England were 2-1 up in the series, thanks to two extraordinary spells of furious pace by Frank Tyson.
The Ashes was still up for grabs as the series moved to Adelaide. And it was a battle of attrition from the first day.
The Australians fought their way to 323 after being 8 down for 229. After a good start for England on the second afternoon, Bill Edrich and Peter May fell in quick succession on the third morning. Skipper and supreme opening batsman Len Hutton was joined by a young Colin Cowdrey and the score was advanced by 99 before Bill Johnston removed the older man for 80.
It was at this critical juncture, the score reading 162 for 3, that Denis Compton walked to the wicket. The great days of this flamboyant batsman seemed more and more like distant memories of the past, as his dodgy knee and indifferent form continued to keep the English fans on tenterhooks.
Compton, the elderly knight of English batting, and Cowdrey, the modern face of the classical willow, now started stitching together another useful, albeit rather painstaking, partnership. In the pavilion, Hutton watched, face riveted in tension, with twelfth man Vic Wilson sitting next to him. The man touring Australia as a cover for Compton’s knee.
Before boarding the SS Orsova, Hutton, mindful of Compton’s injury, had bet selector Gubby Allen the princely sum of £1 that Wilson would average more than Cowdrey. After all, it was Allen’s recommendation that had got Cowdrey a ticket for the tour.
Now, after 40 on debut at Brisbane, 54 invaluable second innings runs at Sydney, and 102 at Melbourne, Cowdrey was fast becoming the backbone of the batting, alongside the other supremely talented young man Peter May. And Wilson had not managed to feature in a Test match and would never do so. Hutton was not complaining.
But the spectators of Adelaide were. The incredibly slow rate of scoring was getting on their nerves. There arose a din of barracking, growing more severe by the minute. And the youthful Cowdrey, experience yet to rein in the reactions, was instigated to play a couple of very rash strokes.
And then came Hutton’s masterstroke. Not only does he stand as the very best post-War opening batsman ever produced across the globe, he was also the canniest of captains.

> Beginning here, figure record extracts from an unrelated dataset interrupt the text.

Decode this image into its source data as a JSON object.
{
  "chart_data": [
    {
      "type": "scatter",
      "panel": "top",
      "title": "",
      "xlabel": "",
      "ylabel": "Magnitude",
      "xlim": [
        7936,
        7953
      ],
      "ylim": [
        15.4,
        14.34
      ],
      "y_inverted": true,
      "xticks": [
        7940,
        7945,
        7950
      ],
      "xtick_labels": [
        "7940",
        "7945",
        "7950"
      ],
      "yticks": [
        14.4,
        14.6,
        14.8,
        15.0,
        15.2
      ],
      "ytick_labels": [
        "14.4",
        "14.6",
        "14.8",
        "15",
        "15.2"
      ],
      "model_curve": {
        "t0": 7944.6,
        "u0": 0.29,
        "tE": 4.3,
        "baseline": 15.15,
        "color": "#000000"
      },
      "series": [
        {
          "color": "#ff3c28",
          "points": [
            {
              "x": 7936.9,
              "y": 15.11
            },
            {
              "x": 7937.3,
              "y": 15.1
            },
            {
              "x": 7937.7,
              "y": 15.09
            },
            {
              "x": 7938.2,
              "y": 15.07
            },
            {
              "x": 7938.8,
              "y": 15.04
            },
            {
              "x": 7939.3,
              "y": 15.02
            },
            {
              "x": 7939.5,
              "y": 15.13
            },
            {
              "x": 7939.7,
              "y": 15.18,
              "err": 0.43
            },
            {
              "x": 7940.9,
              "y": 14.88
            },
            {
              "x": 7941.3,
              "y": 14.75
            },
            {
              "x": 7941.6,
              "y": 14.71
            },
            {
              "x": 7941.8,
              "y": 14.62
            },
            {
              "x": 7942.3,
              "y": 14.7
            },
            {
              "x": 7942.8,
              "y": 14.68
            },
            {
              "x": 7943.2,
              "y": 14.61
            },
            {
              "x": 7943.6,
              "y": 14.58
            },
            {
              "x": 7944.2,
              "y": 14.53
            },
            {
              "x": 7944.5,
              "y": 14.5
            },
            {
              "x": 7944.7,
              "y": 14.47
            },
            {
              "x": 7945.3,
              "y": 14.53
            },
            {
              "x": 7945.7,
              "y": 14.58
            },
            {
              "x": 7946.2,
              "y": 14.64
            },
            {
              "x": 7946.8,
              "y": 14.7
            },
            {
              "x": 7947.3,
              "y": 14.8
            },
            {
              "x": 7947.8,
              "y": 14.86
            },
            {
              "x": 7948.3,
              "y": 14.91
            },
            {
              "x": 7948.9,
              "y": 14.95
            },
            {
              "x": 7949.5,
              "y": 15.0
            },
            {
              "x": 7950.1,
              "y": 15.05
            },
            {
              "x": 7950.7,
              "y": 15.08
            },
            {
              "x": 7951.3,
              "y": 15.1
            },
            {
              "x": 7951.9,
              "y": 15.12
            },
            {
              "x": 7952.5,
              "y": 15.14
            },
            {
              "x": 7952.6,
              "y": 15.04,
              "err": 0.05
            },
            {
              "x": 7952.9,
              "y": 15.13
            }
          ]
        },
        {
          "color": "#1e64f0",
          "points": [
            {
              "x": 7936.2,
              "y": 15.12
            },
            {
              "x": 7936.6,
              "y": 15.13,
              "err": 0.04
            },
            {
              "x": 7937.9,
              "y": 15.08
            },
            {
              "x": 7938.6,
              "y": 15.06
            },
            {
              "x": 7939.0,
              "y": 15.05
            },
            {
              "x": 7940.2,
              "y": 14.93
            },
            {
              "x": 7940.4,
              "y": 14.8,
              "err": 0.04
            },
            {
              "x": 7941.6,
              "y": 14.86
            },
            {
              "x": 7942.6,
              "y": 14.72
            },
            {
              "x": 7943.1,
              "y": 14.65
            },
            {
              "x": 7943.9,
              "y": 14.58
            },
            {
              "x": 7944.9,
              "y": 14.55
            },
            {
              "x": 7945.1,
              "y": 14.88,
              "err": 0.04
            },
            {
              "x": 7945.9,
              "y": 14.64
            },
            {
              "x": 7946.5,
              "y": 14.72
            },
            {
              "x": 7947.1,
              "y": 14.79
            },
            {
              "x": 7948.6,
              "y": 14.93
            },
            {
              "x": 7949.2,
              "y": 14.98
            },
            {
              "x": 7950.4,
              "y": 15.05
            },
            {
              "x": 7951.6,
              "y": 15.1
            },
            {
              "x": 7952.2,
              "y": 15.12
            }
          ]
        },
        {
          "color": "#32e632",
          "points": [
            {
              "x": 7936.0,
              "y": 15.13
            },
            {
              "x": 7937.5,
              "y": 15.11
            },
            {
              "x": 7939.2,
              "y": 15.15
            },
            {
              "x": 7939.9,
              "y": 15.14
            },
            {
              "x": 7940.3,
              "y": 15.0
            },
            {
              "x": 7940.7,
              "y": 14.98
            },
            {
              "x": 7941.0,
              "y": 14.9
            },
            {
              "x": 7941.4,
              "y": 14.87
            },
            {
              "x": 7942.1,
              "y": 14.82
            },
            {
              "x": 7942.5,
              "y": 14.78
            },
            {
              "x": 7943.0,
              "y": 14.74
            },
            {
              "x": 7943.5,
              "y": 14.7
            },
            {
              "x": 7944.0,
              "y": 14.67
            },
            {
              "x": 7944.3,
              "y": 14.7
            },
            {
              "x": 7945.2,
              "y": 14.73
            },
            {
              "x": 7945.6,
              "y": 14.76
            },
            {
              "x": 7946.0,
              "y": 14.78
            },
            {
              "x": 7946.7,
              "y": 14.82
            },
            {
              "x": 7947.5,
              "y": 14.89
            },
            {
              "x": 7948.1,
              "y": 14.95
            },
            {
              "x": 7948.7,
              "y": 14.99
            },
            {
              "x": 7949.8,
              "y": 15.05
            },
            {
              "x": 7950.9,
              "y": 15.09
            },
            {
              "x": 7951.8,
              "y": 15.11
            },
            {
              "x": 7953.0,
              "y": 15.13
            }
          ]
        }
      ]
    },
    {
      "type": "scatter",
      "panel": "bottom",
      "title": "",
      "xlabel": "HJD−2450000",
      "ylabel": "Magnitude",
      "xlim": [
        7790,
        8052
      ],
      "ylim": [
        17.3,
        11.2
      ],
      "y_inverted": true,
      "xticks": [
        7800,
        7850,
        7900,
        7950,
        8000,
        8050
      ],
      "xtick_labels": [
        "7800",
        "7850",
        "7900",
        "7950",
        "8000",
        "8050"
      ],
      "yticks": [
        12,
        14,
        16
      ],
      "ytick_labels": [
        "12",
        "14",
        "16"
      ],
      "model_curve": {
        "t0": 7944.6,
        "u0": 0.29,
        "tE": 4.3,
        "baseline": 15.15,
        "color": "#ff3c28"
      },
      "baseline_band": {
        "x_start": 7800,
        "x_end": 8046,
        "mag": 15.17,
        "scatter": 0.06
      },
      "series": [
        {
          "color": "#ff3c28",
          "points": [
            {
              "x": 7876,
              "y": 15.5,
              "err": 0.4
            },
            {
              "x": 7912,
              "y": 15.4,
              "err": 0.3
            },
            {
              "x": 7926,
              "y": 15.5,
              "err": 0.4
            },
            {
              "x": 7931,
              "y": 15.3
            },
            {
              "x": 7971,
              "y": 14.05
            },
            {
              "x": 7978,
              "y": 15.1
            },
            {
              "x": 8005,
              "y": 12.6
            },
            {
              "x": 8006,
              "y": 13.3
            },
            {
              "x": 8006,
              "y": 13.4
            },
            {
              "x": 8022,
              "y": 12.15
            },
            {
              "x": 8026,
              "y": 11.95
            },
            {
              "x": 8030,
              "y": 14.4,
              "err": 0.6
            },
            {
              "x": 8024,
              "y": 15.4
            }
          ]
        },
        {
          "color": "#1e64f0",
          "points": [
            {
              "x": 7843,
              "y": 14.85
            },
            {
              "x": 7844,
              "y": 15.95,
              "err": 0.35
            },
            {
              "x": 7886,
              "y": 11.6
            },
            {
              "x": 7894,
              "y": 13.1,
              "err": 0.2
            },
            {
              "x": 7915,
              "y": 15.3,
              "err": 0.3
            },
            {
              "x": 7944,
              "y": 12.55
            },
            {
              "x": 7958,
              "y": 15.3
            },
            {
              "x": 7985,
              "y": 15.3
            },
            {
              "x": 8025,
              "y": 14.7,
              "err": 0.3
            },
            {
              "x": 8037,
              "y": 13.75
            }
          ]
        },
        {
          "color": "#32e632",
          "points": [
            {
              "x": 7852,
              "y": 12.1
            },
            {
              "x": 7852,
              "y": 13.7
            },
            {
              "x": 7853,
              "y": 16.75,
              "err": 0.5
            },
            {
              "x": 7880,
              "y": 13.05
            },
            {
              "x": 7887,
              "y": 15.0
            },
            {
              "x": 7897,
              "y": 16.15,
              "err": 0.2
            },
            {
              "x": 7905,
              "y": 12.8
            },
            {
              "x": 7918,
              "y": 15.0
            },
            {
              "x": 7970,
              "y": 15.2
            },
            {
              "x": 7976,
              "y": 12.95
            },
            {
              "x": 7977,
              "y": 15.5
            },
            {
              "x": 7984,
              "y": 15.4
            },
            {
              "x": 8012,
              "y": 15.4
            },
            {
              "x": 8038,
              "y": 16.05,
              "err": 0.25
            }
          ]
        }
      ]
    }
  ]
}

Wilson was dispatched to the ground.
As Cowdrey remembered in his autobiography MCC, “I looked around at the end of an over to see Vic Wilson, the twelfth man, calmly walking out to the middle. As I had not signalled to the dressing-room for anything, nor was it the drinks interval, I could only assume that Compton had indicated that he wanted some fresh batting gloves.
“Wilson, however, kept walking straight to my end. I was mystified. He reached into his blazer pocket, produced two bananas and gave them to me. I said, ‘What the hell are these for?’ Wilson replied, ‘Well, the skipper thought you might be hungry. He watched you play a couple of wild shots just now. It rather suggests he is keen for you to stay out here batting a little longer.’”
The two bananas were exactly what the young Kent batsman needed.
Cowdrey made 79. England won again. At the end of the series, Cowdrey had 319 runs with a hundred and two fifties. Wilson did not get a look-in.
Hutton, a Yorkshireman, never eager to part with money, happily paid that wagered £1 to Allen.